Advocates of moral relativism argue that morality is a subjective phenomenon and think that they have thereby shown morality to have no foundation in reality. They are permitted to get away with this because their opponents concede to them the presumption that to be objective and real is to be non-mind-dependent while to be subjective is to be a figment, a will-o'-the-wisp. This is the empiricist, physicalist, reductionist dogma that has come to dominate modern thinking, a fallacy that has been institutionalized into a foundational academic credo.

There is another ineluctable form of relativity: moral values are not real for everyone. They are only real for persons in whom humanity has come to full fruition. What are we to do about this? We know that there are people bereft of conscience; we know that there are people who are motivated by a morbidly constricted conception of self-interest. I do not think that these facts militate against the reality of moral values. These people have simply not developed into human beings; their development has been impeded or their humanity has been mutilated by certain influences. Our duty is to work for a world where all children born to the human race develop into full human beings. Should the reader object that I am not proving my case but daydreaming, I would answer that in conformity with my view of the true nature of philosophy, my aim is not to establish a factual truth but to proclaim an ideal and to offer a world view that gives meaning and value to life.

When Kant laid down the principle, "So act that you use humanity, whether in your own person or in the person of any other, always at the same time as an end, never merely as a means" (Groundwork of the Metaphysics of Morals 4:429, tr. Mary Gregor), he was not enunciating a demonstrable proposition, but affirming an ideal — one of the most precious treasures of our human heritage.

The error of empirical relativism does not lie in maintaining that all specific moral judgements are relative, but in denying the reality of the moral life that is the source of those judgements. That reality is the absolute value in virtue of which those particular judgements have a share in the absolute.

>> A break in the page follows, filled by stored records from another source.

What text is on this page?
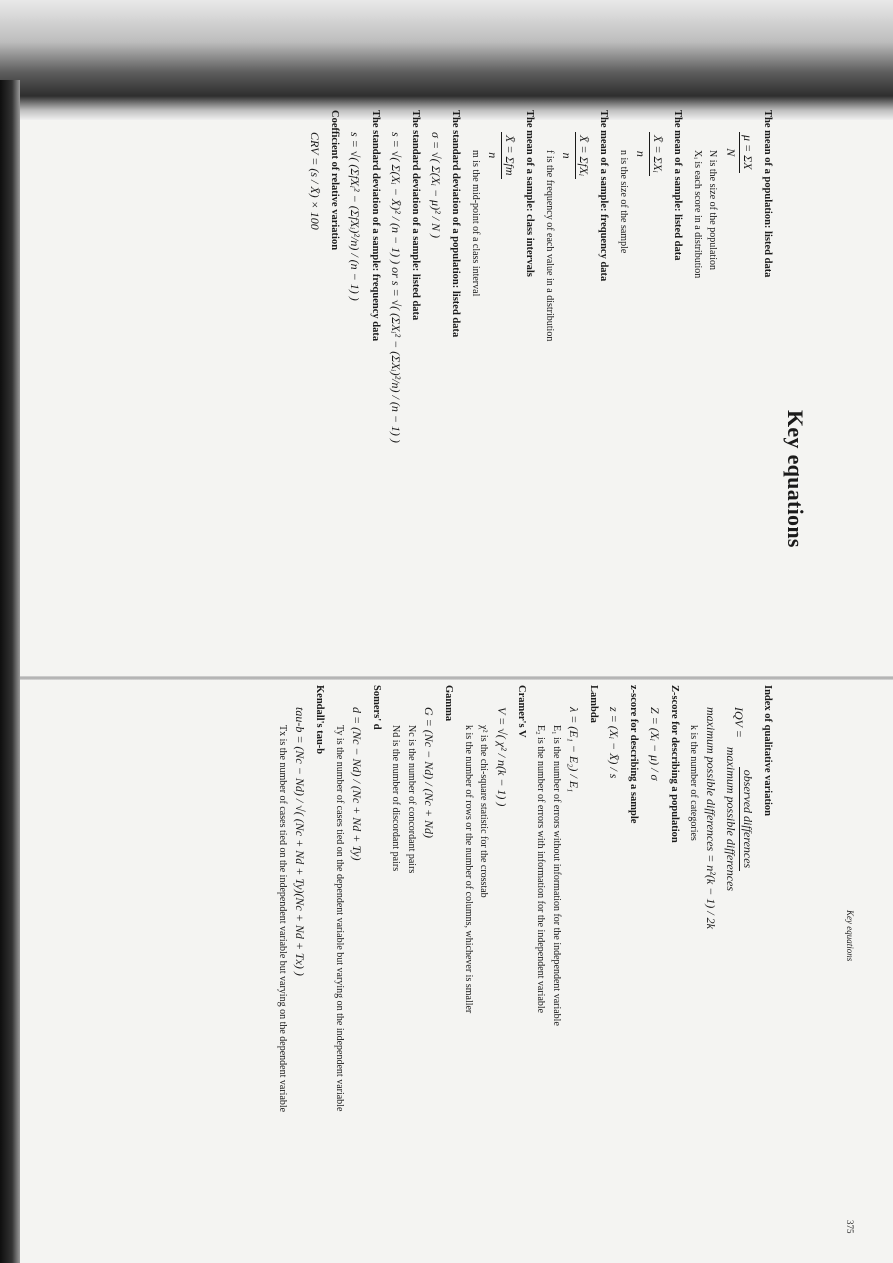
Key equations
Key equations
375
The mean of a population: listed data
μ = ΣX
N
N is the size of the population
Xᵢ is each score in a distribution
The mean of a sample: listed data
X̄ = ΣXᵢ
n
n is the size of the sample
The mean of a sample: frequency data
X̄ = ΣfXᵢ
n
f is the frequency of each value in a distribution
The mean of a sample: class intervals
X̄ = Σfm
n
m is the mid-point of a class interval
The standard deviation of a population: listed data
σ = √( Σ(Xᵢ − μ)² / N )
The standard deviation of a sample: listed data
s = √( Σ(Xᵢ − X̄)² / (n − 1) ) or s = √( (ΣXᵢ² − (ΣXᵢ)²/n) / (n − 1) )
The standard deviation of a sample: frequency data
s = √( (ΣfXᵢ² − (ΣfXᵢ)²/n) / (n − 1) )
Coefficient of relative variation
CRV = (s / X̄) × 100
Index of qualitative variation
IQV =
observed differences
maximum possible differences
maximum possible differences = n²(k − 1) / 2k
k is the number of categories
Z-score for describing a population
Z = (Xᵢ − μ) / σ
z-score for describing a sample
z = (Xᵢ − X̄) / s
Lambda
λ = (E₁ − E₂) / E₁
E₁ is the number of errors without information for the independent variable
E₂ is the number of errors with information for the independent variable
Cramer's V
V = √( χ² / n(k − 1) )
χ² is the chi-square statistic for the crosstab
k is the number of rows or the number of columns, whichever is smaller
Gamma
G = (Nc − Nd) / (Nc + Nd)
Nc is the number of concordant pairs
Nd is the number of discordant pairs
Somers' d
d = (Nc − Nd) / (Nc + Nd + Ty)
Ty is the number of cases tied on the dependent variable but varying on the independent variable
Kendall's tau-b
tau-b = (Nc − Nd) / √( (Nc + Nd + Ty)(Nc + Nd + Tx) )
Tx is the number of cases tied on the independent variable but varying on the dependent variable
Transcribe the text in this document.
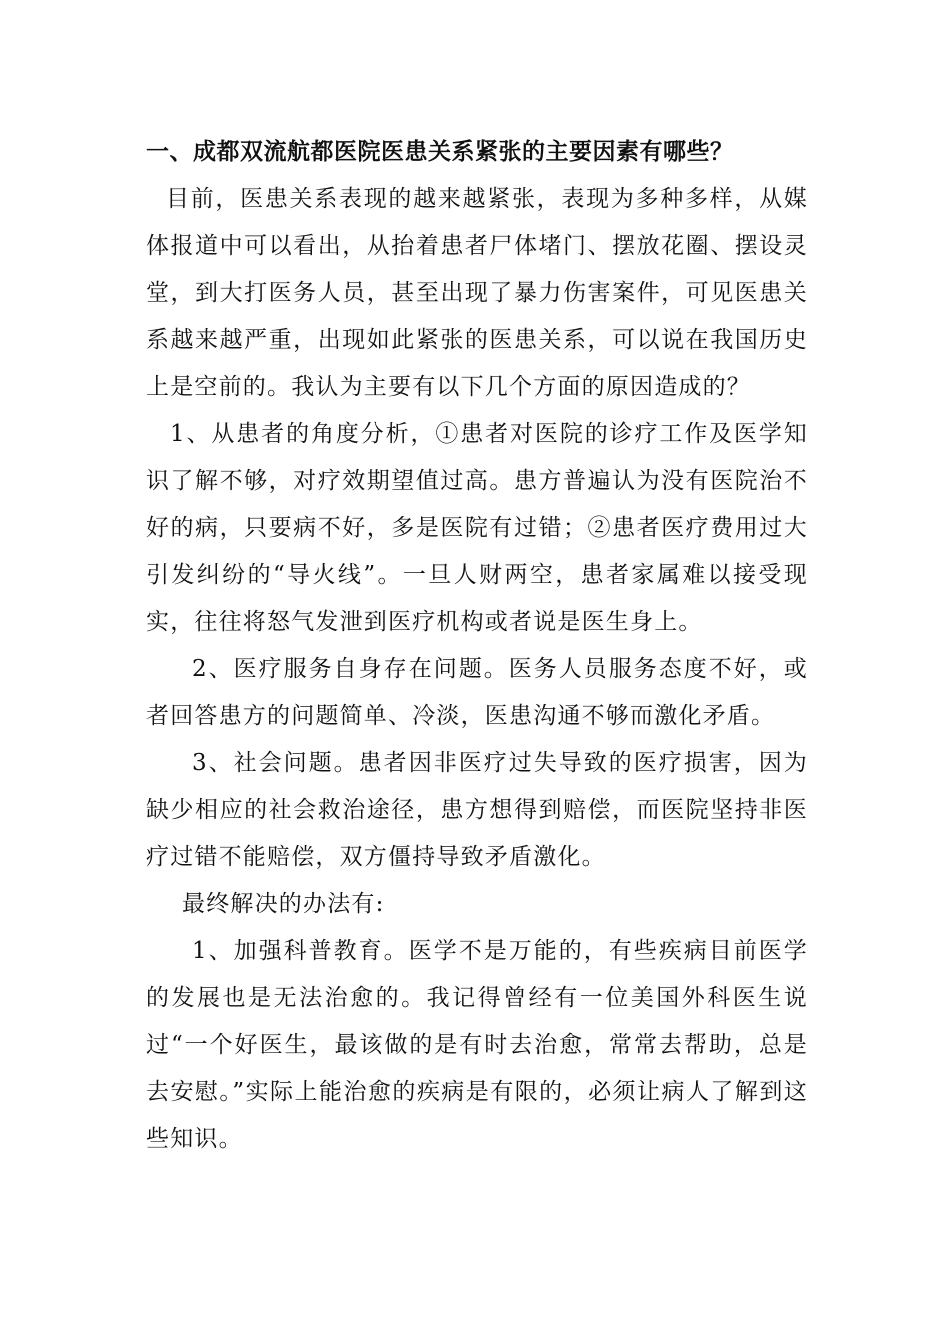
一、成都双流航都医院医患关系紧张的主要因素有哪些？

目前，医患关系表现的越来越紧张，表现为多种多样，从媒体报道中可以看出，从抬着患者尸体堵门、摆放花圈、摆设灵堂，到大打医务人员，甚至出现了暴力伤害案件，可见医患关系越来越严重，出现如此紧张的医患关系，可以说在我国历史上是空前的。我认为主要有以下几个方面的原因造成的？

1、从患者的角度分析，①患者对医院的诊疗工作及医学知识了解不够，对疗效期望值过高。患方普遍认为没有医院治不好的病，只要病不好，多是医院有过错；②患者医疗费用过大引发纠纷的“导火线”。一旦人财两空，患者家属难以接受现实，往往将怒气发泄到医疗机构或者说是医生身上。

2、医疗服务自身存在问题。医务人员服务态度不好，或者回答患方的问题简单、冷淡，医患沟通不够而激化矛盾。

3、社会问题。患者因非医疗过失导致的医疗损害，因为缺少相应的社会救治途径，患方想得到赔偿，而医院坚持非医疗过错不能赔偿，双方僵持导致矛盾激化。

最终解决的办法有:

1、加强科普教育。医学不是万能的，有些疾病目前医学的发展也是无法治愈的。我记得曾经有一位美国外科医生说过“一个好医生，最该做的是有时去治愈，常常去帮助，总是去安慰。”实际上能治愈的疾病是有限的，必须让病人了解到这些知识。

I maintain that the reality of creative intelligence is the ground and fount of absolute value, which is actualized in particular, variable formulations. We can generalize from these particular formulations and enunciate maxims and principles of varying levels of universality, but only the reality of what Socrates referred to as that in us which is benefited by doing good and harmed by doing ill is absolute. The relativity and mutability of its particular manifestations no more militate against its reality than the imperfection and transience of all actual phenomena does militate against the reality of an ultimate, eternal ground and source of all being, however we may name it.